Finding out half of the student population simply no longer existed according to the university and the country in general was a shock. Finding out you were one of them is worse. Three years of study and grades, simply gone. All those papers I’d carefully written, nothing more than digital ashes now.

Most of the students who ended up SINless went home. More shocks were in store for me when I found out I had no home to go back to. My dad died in the riots. My mom’s death was worse…how do you get your lifesaving medication when the computer says not only do you not have medical insurance, you don’t exist, period.

So there I was, stuck on the other side of the continent, in another country, no record I’d ever existed. When my records and SIN vanished, so did my financial aid for college. What was I going to do?

Seattle University did better than some of the secular colleges. For those of us who stayed, the college worked out an alternative way for us to continue our education under the radar. Sympathetic professors allowed us to audit large classes with the lucky ones for off-the-books credit, and online courses and independent study helped out, too. But we all knew that it would take us longer to get our degrees, years longer.

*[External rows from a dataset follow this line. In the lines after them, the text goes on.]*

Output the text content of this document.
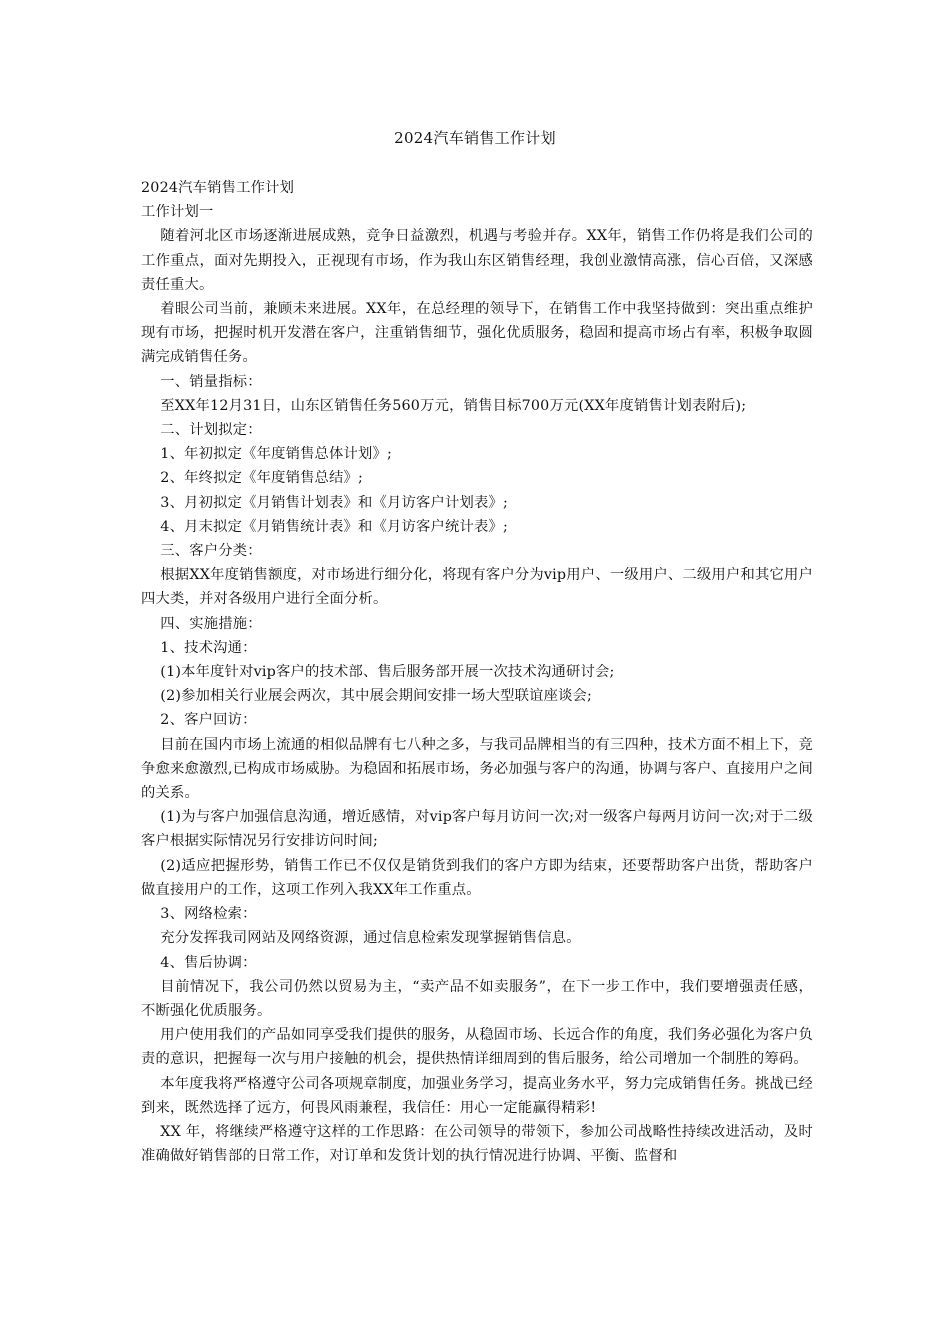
2024汽车销售工作计划

2024汽车销售工作计划

工作计划一

随着河北区市场逐渐进展成熟，竞争日益激烈，机遇与考验并存。XX年，销售工作仍将是我们公司的工作重点，面对先期投入，正视现有市场，作为我山东区销售经理，我创业激情高涨，信心百倍，又深感责任重大。

着眼公司当前，兼顾未来进展。XX年，在总经理的领导下，在销售工作中我坚持做到：突出重点维护现有市场，把握时机开发潜在客户，注重销售细节，强化优质服务，稳固和提高市场占有率，积极争取圆满完成销售任务。

一、销量指标：

至XX年12月31日，山东区销售任务560万元，销售目标700万元(XX年度销售计划表附后);

二、计划拟定：

1、年初拟定《年度销售总体计划》;

2、年终拟定《年度销售总结》;

3、月初拟定《月销售计划表》和《月访客户计划表》;

4、月末拟定《月销售统计表》和《月访客户统计表》;

三、客户分类：

根据XX年度销售额度，对市场进行细分化，将现有客户分为vip用户、一级用户、二级用户和其它用户四大类，并对各级用户进行全面分析。

四、实施措施：

1、技术沟通：

(1)本年度针对vip客户的技术部、售后服务部开展一次技术沟通研讨会;

(2)参加相关行业展会两次，其中展会期间安排一场大型联谊座谈会;

2、客户回访：

目前在国内市场上流通的相似品牌有七八种之多，与我司品牌相当的有三四种，技术方面不相上下，竞争愈来愈激烈,已构成市场威胁。为稳固和拓展市场，务必加强与客户的沟通，协调与客户、直接用户之间的关系。

(1)为与客户加强信息沟通，增近感情，对vip客户每月访问一次;对一级客户每两月访问一次;对于二级客户根据实际情况另行安排访问时间;

(2)适应把握形势，销售工作已不仅仅是销货到我们的客户方即为结束，还要帮助客户出货，帮助客户做直接用户的工作，这项工作列入我XX年工作重点。

3、网络检索：

充分发挥我司网站及网络资源，通过信息检索发现掌握销售信息。

4、售后协调：

目前情况下，我公司仍然以贸易为主，“卖产品不如卖服务”，在下一步工作中，我们要增强责任感，不断强化优质服务。

用户使用我们的产品如同享受我们提供的服务，从稳固市场、长远合作的角度，我们务必强化为客户负责的意识，把握每一次与用户接触的机会，提供热情详细周到的售后服务，给公司增加一个制胜的筹码。

本年度我将严格遵守公司各项规章制度，加强业务学习，提高业务水平，努力完成销售任务。挑战已经到来，既然选择了远方，何畏风雨兼程，我信任：用心一定能赢得精彩!

XX 年，将继续严格遵守这样的工作思路：在公司领导的带领下，参加公司战略性持续改进活动，及时准确做好销售部的日常工作，对订单和发货计划的执行情况进行协调、平衡、监督和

No more the 4 year bachelor’s degree, more like 6 or seven years, and even longer for those of us wanting advanced degrees.

When the population of the college shrank, so did availability of work-study programs, even the more home-grown ones the college put into play for the SINless. We couldn’t all mop floors in the cafeteria, or help students with their Matrix accounts in the computer labs. We had to get money somehow, somewhere.

And then the bishop of the diocese came to speak to us at a convocation. He didn’t outright say it, but his homily on Easter Sunday told us that shadowrunning, as long as we lived according to our faith and showed others how Christ worked through us, was a viable option. I spoke to my spiritual director about this, and he also recommended it, gently reminding me that just because I had to take an unorthodox way of working, I was not exempt from my duty as a Catholic Christian. I could not accept jobs that broke the Ten Commandments. I could not kill, except in self-defence and only as a last resort. I could not steal, and I had to fight the urge to covet what those who had more than me had.

So now I work in the shadows to pay for my education, and, maybe, to bring the Light of the World to illuminate the shadows. It hasn’t been easy. I couldn’t find an all-Catholic group like some I know work in. I’m the only Catholic in mine, the only Christian. I’m trying to get Wallace to come to Mass with me again, even though he complains about the incense bothering him, and, anyway, Scots are mostly Protestant.

My Japanese compatriots rail about cultural imperialism, and I point out the stories of the martyrs of Nagasaki, mostly Japanese, crucified under the orders of a Shinto Kampaku, and, 500 years later, the miraculous deliverance of Jesuit priests at ground zero in Nagasaki who attributed their survival to the living of the Fatima messages, to show all people can walk with the Lord without giving up their identity.

And, for my Ukranian friend, I tell him about the Marian apparitions at Hrushiv and the white martyrdom of those like Josip Terelya, who did prison time under the communists.

I will never give up hope, and I will always keep towards the goal I have set for myself. Besides, compared to what St. Paul went through, shadowrunning’s pretty easy, especially with the help of Christ.